To close their 1996 "Metropolis" concert season, the Melbourne Symphony Orchestra asked me to create a musical event that incorporated elements of Fritz Lang's classic silent film. The film details a massive city of the future ruled by an elite master-class but fuelled by the down-trodden and mistreated Workers living deep beneath the surface. By eliminating all reference to the 'rulers' and with some ruthless editing, I was able to reduce the two hour original to an 11 minute film that is Metropolis seen solely "from the Workers' viewpoint".
Just as in the original, events in the Workers' lives occur without much logic or consistency, and when they revolt against their tyrannical oppression the result seems even more mindless and destructive for not seeing the brutality which has caused it.

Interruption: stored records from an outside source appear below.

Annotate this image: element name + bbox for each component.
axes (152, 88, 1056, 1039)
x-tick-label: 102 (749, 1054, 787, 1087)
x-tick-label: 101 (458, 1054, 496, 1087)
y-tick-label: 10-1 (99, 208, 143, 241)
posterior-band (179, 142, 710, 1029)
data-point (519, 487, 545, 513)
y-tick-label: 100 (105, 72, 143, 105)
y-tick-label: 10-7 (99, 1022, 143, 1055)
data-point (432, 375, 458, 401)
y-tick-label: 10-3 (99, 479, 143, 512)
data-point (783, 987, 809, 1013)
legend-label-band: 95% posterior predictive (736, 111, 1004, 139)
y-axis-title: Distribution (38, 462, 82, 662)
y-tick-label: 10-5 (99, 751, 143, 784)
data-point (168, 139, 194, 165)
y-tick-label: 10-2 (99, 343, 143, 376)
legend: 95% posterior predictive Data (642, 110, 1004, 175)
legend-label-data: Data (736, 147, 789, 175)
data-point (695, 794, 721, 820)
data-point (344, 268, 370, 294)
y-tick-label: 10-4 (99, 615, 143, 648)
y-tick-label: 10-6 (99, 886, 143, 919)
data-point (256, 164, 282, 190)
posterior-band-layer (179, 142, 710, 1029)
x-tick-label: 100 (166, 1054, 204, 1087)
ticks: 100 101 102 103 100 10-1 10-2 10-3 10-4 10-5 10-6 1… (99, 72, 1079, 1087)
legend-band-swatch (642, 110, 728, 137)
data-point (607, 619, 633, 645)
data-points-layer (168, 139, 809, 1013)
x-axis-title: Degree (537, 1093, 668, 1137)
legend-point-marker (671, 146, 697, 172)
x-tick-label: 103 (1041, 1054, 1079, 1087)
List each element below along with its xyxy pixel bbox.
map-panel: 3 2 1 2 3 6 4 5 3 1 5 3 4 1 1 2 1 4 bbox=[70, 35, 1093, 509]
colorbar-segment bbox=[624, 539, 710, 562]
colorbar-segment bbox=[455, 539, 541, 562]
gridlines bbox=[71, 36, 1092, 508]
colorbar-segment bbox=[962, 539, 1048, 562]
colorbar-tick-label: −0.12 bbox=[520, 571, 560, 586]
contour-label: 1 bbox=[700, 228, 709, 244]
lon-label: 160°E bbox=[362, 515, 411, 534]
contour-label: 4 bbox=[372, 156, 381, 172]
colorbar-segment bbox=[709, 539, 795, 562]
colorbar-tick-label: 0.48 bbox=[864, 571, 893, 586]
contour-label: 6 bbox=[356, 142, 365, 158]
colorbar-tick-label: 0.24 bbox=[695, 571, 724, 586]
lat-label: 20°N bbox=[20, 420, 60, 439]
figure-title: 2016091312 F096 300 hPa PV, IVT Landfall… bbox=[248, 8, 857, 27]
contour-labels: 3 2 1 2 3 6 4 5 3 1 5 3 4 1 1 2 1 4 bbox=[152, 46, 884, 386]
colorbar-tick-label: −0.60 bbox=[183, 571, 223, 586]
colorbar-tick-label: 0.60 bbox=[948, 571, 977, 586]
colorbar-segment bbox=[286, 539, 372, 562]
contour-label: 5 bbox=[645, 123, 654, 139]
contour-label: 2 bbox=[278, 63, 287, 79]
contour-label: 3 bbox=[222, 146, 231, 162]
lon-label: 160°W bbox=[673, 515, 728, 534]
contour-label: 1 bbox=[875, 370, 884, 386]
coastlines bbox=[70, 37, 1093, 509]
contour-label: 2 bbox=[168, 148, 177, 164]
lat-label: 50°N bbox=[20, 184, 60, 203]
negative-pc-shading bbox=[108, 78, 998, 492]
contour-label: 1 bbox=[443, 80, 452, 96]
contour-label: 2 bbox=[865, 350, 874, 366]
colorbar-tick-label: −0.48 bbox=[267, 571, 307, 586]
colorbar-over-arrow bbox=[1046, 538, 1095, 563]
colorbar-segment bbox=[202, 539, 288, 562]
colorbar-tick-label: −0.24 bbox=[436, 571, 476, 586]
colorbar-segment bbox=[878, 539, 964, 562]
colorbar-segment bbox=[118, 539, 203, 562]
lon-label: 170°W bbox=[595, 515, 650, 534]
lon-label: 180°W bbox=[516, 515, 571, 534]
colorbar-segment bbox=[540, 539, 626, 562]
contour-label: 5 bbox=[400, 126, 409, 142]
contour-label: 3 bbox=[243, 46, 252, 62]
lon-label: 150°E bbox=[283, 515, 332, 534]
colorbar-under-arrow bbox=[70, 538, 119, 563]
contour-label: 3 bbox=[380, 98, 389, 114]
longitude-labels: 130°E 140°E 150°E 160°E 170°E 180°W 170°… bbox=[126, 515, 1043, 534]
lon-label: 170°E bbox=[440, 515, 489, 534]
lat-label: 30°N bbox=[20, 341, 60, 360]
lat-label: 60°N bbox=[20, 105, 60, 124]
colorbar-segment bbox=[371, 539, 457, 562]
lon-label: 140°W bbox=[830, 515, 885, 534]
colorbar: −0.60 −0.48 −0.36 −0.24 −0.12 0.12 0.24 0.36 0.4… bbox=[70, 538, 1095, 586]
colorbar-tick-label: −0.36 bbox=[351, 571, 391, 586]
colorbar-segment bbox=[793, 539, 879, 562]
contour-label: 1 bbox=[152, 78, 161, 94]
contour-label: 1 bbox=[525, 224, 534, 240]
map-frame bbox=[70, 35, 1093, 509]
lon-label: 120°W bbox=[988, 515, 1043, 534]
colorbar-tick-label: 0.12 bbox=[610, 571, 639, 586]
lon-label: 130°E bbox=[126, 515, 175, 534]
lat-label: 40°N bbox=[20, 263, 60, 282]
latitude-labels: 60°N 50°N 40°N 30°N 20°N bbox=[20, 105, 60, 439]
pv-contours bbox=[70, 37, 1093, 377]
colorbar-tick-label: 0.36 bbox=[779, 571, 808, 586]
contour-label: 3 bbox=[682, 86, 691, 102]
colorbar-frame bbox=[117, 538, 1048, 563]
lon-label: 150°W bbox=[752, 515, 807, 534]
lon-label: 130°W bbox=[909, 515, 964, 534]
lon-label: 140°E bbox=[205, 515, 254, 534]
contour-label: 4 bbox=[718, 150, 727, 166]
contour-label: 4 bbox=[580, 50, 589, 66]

Having devised the film edit "on paper", I then wrote music to accompany the theoretical scenario. A synthesized version of the music was then used to create the final edit, with the film being cut to match the music. A click-track was added to the film so a conductor could coordinate the orchestra to the film projected during a concert performance.
The finished work is called Descent not just because the Workers live deep beneath the city, but also because of the relentless darkness of their lives. Their one ray of light turns out to be a chimera, and the only time in their lives they rise to the surface of the city it is with the sole intention of destroying everything in their path. Although their journey is one of ascension, as they near their goal they are overtaken by the lowest human instincts of anger, hate and retribution. As their bodies rise, their spirits are in hopeless descent.
First performed by the Melbourne Symphony Orchestra conducted by David Stanhope on November 28, 1996, at the Melbourne Town Hall, Australia.